Telling pfSense to ignore DHCP offers from the cable modem's private DHCP pool (that 192.168.100.0/24 pool) can prevent pfSense from getting "stuck" on the private non-routable IP. That still won't stop your upstream issue that is the root cause, but it will prevent pfSense from getting stuck on one of those non-routable IP addresses whenever loss of sync happens.
-
Du kører med en Yousee forbindelse.
Sagem modem skal i bridge mode og være helt transparent. Det klarer yousee support.

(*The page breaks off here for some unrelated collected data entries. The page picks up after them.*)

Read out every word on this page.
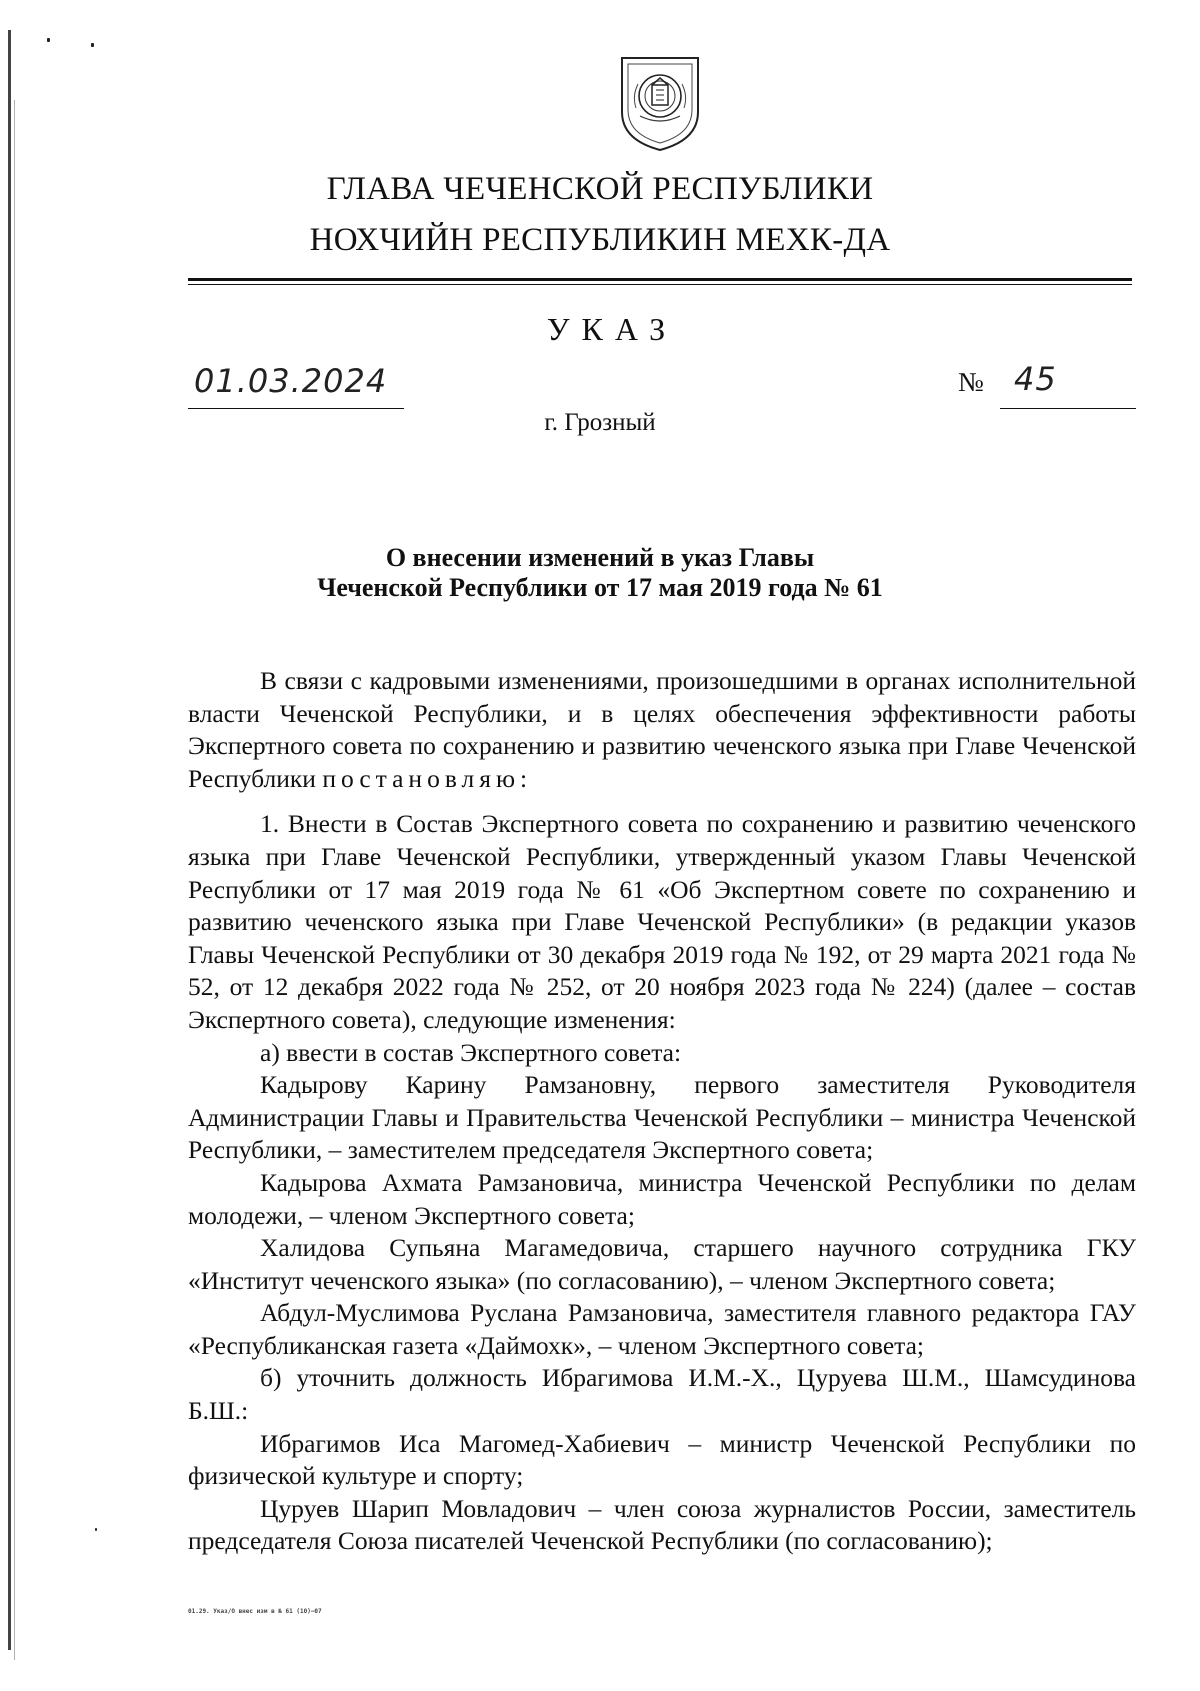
ГЛАВА ЧЕЧЕНСКОЙ РЕСПУБЛИКИ
НОХЧИЙН РЕСПУБЛИКИН МЕХК-ДА
УКАЗ
01.03.2024	№ 45
г. Грозный
О внесении изменений в указ Главы
Чеченской Республики от 17 мая 2019 года № 61

В связи с кадровыми изменениями, произошедшими в органах исполнительной власти Чеченской Республики, и в целях обеспечения эффективности работы Экспертного совета по сохранению и развитию чеченского языка при Главе Чеченской Республики постановляю:

1. Внести в Состав Экспертного совета по сохранению и развитию чеченского языка при Главе Чеченской Республики, утвержденный указом Главы Чеченской Республики от 17 мая 2019 года № 61 «Об Экспертном совете по сохранению и развитию чеченского языка при Главе Чеченской Республики» (в редакции указов Главы Чеченской Республики от 30 декабря 2019 года № 192, от 29 марта 2021 года № 52, от 12 декабря 2022 года № 252, от 20 ноября 2023 года № 224) (далее – состав Экспертного совета), следующие изменения:

а) ввести в состав Экспертного совета:

Кадырову Карину Рамзановну, первого заместителя Руководителя Администрации Главы и Правительства Чеченской Республики – министра Чеченской Республики, – заместителем председателя Экспертного совета;

Кадырова Ахмата Рамзановича, министра Чеченской Республики по делам молодежи, – членом Экспертного совета;

Халидова Супьяна Магамедовича, старшего научного сотрудника ГКУ «Институт чеченского языка» (по согласованию), – членом Экспертного совета;

Абдул-Муслимова Руслана Рамзановича, заместителя главного редактора ГАУ «Республиканская газета «Даймохк», – членом Экспертного совета;

б) уточнить должность Ибрагимова И.М.-Х., Цуруева Ш.М., Шамсудинова Б.Ш.:

Ибрагимов Иса Магомед-Хабиевич – министр Чеченской Республики по физической культуре и спорту;

Цуруев Шарип Мовладович – член союза журналистов России, заместитель председателя Союза писателей Чеченской Республики (по согласованию);

01.29. Указ/О внес изм в № 61 (10)—07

Dernæst konfigurerer du DHCP på pfsense og lader den stå der.
Så kører det.
-
@bmeeks Thanks a lot for the indepth explanation. That sure makes sense. Hoping my ISP is able to see why it's loosing sync.
-
Current status:
Talked to a technician from my ISP today. He reports that Sagem apparently have issues with intermittent "freeze ups" when OFDN channels are activated on upstream for the Docsis 3.1 standard.
For now, he has deactivated those channels on my connection, which apparently removes the "freeze" problem. Fingers crossed, that it will also remove my sync problem.
New firmware is being worked on.
-
Huh, that sounds fun. But that's a good response from an ISP, most would never admit any fault exists.
Steve
-
So far, so good. It's been 48+ hours since the last dropout. Looks like the removal of OFDM** upstream channels, solved the issue. Now I'm waiting for the new firmware to arrive.
Not a single error in the logs since. Thanks for your help so far.
-
14 days after and my connection is rock solid. Thanks for your help.
-
@jim82 said in WAN looses connection randomly with 24-36 hours - tried everything:
14 days after and my connection is rock solid. Thanks for your help.